COMMENTARY No Child law still leaves behind many kids By Roger Takebayashi |
We could not agree more with The Honolulu Advertiser's recent editorial ("Despite higher scores, NCLB needs fixing," June 7) that wisely points out that while the recent increase in Hawai'i student math test scores is certainly good news, we should not equate these incremental successes with evidence that the federal No Child Left Behind Act of 2001 is working.
Far from it.
With No Child Left Behind facing congressional reauthorization this year, now is the time to look closely at what works, what doesn't, and how to make necessary changes in this far-reaching act and its dramatic (and, some would say, damaging) impact on Hawai'i.
The Hawai'i State Teachers Association is committed to seeing strong academic achievement for all children and to closing the achievement gap that exists in Hawai'i, especially between our "have" and "have not" schools. We are also striving for accountability and a system that ensures all children — including children of color, those from low-income families, those with disabilities and those of limited English proficiency — are prepared to be successful, participating members of our democracy.
And while we applaud the intent of NCLB to ensure all children succeed in school, we believe several significant, constructive corrections are necessary to make the act fair and effective.
Overall, the law's emphasis must shift from only penalizing schools for not meeting an inflexible standard to rewarding progress and holding states and localities accountable for making the changes needed to improve student achievement.
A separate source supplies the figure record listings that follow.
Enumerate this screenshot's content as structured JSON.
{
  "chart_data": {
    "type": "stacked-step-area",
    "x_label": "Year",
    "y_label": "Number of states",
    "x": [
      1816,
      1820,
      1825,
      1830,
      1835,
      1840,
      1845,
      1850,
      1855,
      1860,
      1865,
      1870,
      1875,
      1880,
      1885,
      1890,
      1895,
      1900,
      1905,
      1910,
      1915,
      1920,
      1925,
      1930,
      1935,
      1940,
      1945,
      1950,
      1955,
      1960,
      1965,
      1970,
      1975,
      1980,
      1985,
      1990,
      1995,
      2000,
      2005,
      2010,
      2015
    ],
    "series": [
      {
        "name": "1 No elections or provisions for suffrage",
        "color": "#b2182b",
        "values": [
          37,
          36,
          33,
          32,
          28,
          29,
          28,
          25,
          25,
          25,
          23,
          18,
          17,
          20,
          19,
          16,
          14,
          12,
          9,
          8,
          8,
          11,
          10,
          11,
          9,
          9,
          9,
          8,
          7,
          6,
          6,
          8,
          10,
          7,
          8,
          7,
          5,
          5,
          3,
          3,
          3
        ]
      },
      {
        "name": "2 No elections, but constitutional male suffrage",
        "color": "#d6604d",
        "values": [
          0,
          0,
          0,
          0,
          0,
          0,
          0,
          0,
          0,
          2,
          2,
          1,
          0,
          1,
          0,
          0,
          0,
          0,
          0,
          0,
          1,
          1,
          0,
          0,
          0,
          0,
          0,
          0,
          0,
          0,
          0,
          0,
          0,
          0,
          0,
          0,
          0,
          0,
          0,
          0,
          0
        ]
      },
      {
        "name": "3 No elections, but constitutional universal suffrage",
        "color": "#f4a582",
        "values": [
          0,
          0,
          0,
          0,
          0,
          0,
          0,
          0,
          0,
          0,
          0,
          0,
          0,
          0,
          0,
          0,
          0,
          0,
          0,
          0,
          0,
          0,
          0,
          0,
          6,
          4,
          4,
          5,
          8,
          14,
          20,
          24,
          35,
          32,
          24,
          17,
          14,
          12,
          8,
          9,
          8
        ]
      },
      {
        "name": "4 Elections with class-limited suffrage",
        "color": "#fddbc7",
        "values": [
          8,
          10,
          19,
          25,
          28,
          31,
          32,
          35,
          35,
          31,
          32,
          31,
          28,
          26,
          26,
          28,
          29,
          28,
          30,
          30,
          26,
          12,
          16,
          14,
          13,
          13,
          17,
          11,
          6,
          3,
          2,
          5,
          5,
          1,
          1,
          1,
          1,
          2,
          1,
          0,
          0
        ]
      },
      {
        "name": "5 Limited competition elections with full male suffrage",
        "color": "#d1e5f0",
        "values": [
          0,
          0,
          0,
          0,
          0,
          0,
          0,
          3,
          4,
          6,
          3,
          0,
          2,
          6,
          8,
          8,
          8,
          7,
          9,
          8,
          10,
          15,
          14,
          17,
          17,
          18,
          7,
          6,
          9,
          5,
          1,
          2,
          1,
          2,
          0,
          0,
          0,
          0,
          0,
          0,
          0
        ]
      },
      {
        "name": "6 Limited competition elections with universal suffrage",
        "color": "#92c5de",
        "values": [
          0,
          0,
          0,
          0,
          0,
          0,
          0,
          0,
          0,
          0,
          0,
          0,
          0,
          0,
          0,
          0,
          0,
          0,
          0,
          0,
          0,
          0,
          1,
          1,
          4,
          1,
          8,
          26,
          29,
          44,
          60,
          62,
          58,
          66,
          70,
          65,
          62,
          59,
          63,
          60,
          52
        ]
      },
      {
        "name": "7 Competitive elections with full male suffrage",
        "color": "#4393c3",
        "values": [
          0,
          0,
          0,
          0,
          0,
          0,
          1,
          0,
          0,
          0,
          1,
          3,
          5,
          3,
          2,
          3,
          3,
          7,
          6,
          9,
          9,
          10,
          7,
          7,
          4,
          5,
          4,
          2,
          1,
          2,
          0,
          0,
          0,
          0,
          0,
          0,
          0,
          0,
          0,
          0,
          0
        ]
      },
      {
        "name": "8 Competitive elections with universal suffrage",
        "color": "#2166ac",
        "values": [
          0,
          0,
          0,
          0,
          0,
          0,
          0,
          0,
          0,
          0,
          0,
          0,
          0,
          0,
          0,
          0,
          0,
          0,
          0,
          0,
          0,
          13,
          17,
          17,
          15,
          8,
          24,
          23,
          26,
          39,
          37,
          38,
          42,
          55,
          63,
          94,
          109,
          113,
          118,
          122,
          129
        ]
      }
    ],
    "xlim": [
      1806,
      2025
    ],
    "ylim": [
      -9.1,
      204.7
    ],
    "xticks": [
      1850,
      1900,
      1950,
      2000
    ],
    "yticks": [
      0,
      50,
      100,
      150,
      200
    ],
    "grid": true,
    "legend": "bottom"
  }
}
Our specific recommendations follow:
Hawai'i, along with all other states, should be permitted to develop a research-based school accountability formula or matrix that considers multiple measures. These might include graduation rates (for high schools), attendance rates, school-level assessments, performance or portfolio assessments, and the percentage of students participating in rigorous coursework.
Every state — Hawai'i included — should be allowed to implement a transparent growth-model methodology that recognizes continuous improvement for all students, grants schools credit for improving student achievement at all points on the achievement scale and for improving student achievement over time.
NCLB now punishes schools for things that are often beyond their control, hurting all students, regardless of individual performance. If a school falls short in just one or two criteria, it would be required to develop and implement a targeted improvement plan for the specific subgroup of students. In short, we need to change NCLB's emphasis from punishing perceived failure to fostering success for all schools and their students.
Currently NCLB does not pass the "common sense test" when assessing and counting test scores from students with disabilities and ELL students. Instead, NCLB should be changed to allow teachers to determine the appropriate assessment and standards.
The research is clear: Smaller class size equates directly to improved student success. NCLB continues to ignore this fact, allowing the current situation to continue, in which as many as 30 children are often jammed into a classroom with only a single teacher.
NCLB keeps many highly qualified teachers out of the classrooms because of highly restrictive definitions that can easily be changed. For example, fully licensed/certified special education teachers should be deemed as highly qualified, and we must expand the flexibility provided for rural education teachers.
Further, all National Board Certified teachers should be considered highly qualified. Given Hawai'i's extreme, chronic teacher shortage, these changes would help us get more teachers into the classroom where they belong, helping our keiki learn.
One of the best ways NCLB can advance teacher quality at the highest-poverty schools (Hawai'i has several) is to provide the funding necessary to attract and retain quality teachers and improve teaching and learning conditions.
In short, we recommend NCLB be reauthorized, but only if critical components of the act can be changed. NCLB must be amended to ensure we stop using sanctions to punish schools, over-emphasizing standardized testing, narrowing curriculum and instruction to focus on test preparation instead of fostering richer academic learning.
Roger Takabayashi is president of the Hawai'i State Teachers Association. He wrote this commentary for The Advertiser.